Kozlova was based at the Department of Ornithology in the Zoological Institute of the Russian Academy of Sciences in Saint Petersburg (then Leningrad) from 1932 to 1975. During the Second World War, the institute was moved to Dushanbe, Tajikistan. During this period Kozlova studied mountain birds including the biology of Phasianus colchicus bianchii. After returning to Leningrad to 1945, she no longer went on field expeditions.

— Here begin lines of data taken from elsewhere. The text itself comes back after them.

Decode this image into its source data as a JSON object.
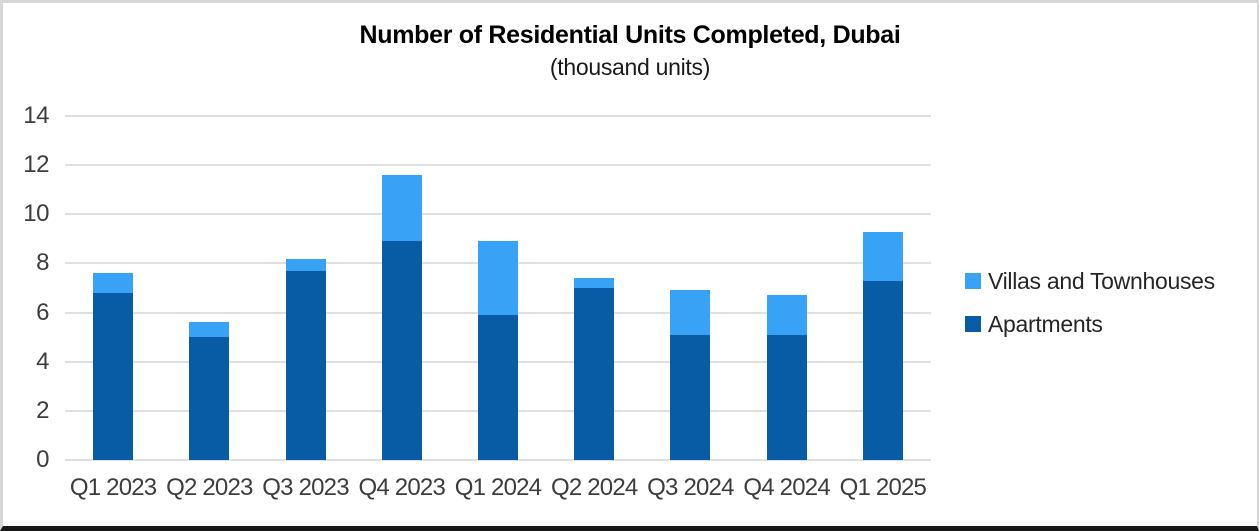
{
  "title": "Number of Residential Units Completed, Dubai",
  "subtitle": "(thousand units)",
  "colors": {
    "villas": "#38A2F7",
    "apartments": "#075CA5",
    "gridline": "#e0e0e0",
    "axis_text": "#3d3d3d",
    "title_text": "#000000"
  },
  "chart_data": {
    "type": "bar",
    "stacked": true,
    "title": "Number of Residential Units Completed, Dubai",
    "subtitle": "(thousand units)",
    "categories": [
      "Q1 2023",
      "Q2 2023",
      "Q3 2023",
      "Q4 2023",
      "Q1 2024",
      "Q2 2024",
      "Q3 2024",
      "Q4 2024",
      "Q1 2025"
    ],
    "series": [
      {
        "name": "Villas and Townhouses",
        "color": "#38A2F7",
        "values": [
          0.8,
          0.6,
          0.5,
          2.7,
          3.0,
          0.4,
          1.8,
          1.6,
          2.0
        ]
      },
      {
        "name": "Apartments",
        "color": "#075CA5",
        "values": [
          6.8,
          5.0,
          7.7,
          8.9,
          5.9,
          7.0,
          5.1,
          5.1,
          7.3
        ]
      }
    ],
    "totals": [
      7.6,
      5.6,
      8.2,
      11.6,
      8.9,
      7.4,
      6.9,
      6.7,
      9.3
    ],
    "xlabel": "",
    "ylabel": "",
    "y_ticks": [
      0,
      2,
      4,
      6,
      8,
      10,
      12,
      14
    ],
    "ylim": [
      0,
      14
    ],
    "grid": true,
    "legend_position": "right",
    "legend_order": [
      "Villas and Townhouses",
      "Apartments"
    ]
  }
}
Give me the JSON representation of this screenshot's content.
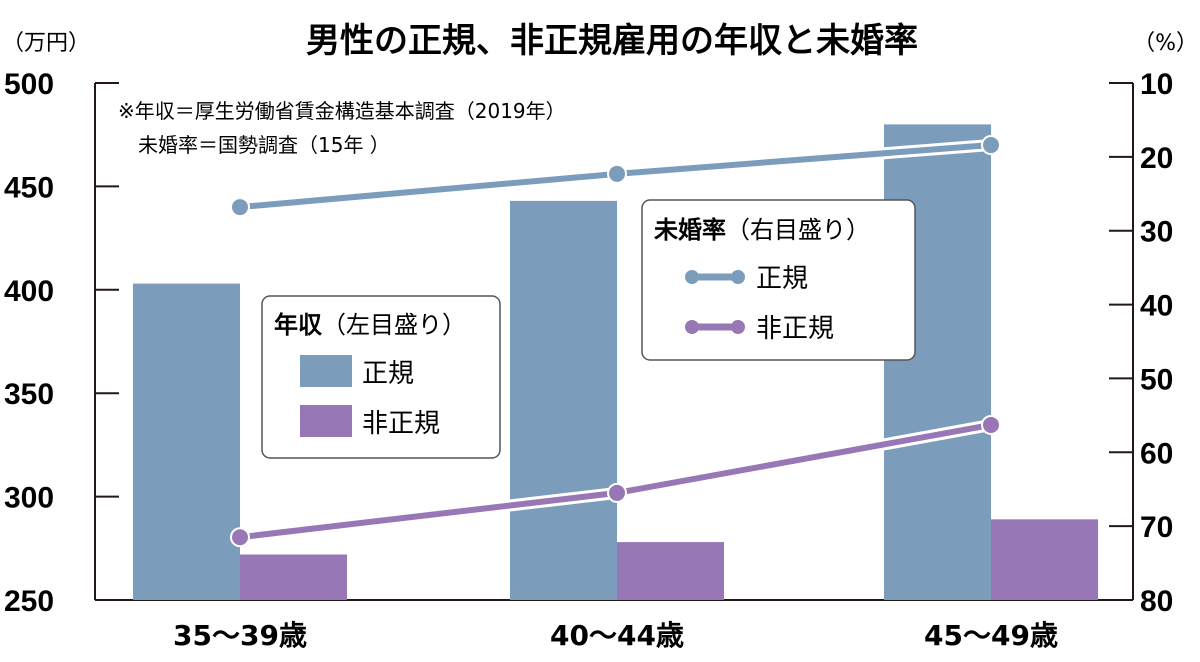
{
  "chart_data": {
    "type": "bar+line",
    "title": "男性の正規、非正規雇用の年収と未婚率",
    "note_lines": [
      "※年収＝厚生労働省賃金構造基本調査（2019年）",
      "未婚率＝国勢調査（15年 ）"
    ],
    "categories": [
      "35～39歳",
      "40～44歳",
      "45～49歳"
    ],
    "left_axis": {
      "unit_label": "（万円）",
      "range": [
        250,
        500
      ],
      "ticks": [
        "500",
        "450",
        "400",
        "350",
        "300",
        "250"
      ]
    },
    "right_axis": {
      "unit_label": "（%）",
      "range": [
        10,
        80
      ],
      "inverted": true,
      "ticks": [
        "10",
        "20",
        "30",
        "40",
        "50",
        "60",
        "70",
        "80"
      ]
    },
    "bar_legend": {
      "title_bold": "年収",
      "title_rest": "（左目盛り）"
    },
    "line_legend": {
      "title_bold": "未婚率",
      "title_rest": "（右目盛り）"
    },
    "bar_series": [
      {
        "name": "正規",
        "color": "#7b9dbb",
        "values": [
          403,
          443,
          480
        ]
      },
      {
        "name": "非正規",
        "color": "#9777b5",
        "values": [
          272,
          278,
          289
        ]
      }
    ],
    "line_series": [
      {
        "name": "正規",
        "color": "#7b9dbb",
        "values": [
          26.8,
          22.3,
          18.4
        ]
      },
      {
        "name": "非正規",
        "color": "#9777b5",
        "values": [
          71.5,
          65.5,
          56.3
        ]
      }
    ]
  }
}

She then produced the monographs Avifauna of the Tibetan Plateau, its Genetic Relationships and History in 1952, and The Birds of Zonal Steppes and Deserts of Central Asia in 1975. She also published many papers on avian taxonomy and phylogeny as well as writing extensive sections of The Birds of the USSR (1951–1953) and the series Fauna of the USSR. The Great Grey Owl (Strix nebulosa elisabethae) and the Ortolan bunting (Emberiza hortulana elisabethae) are named after her.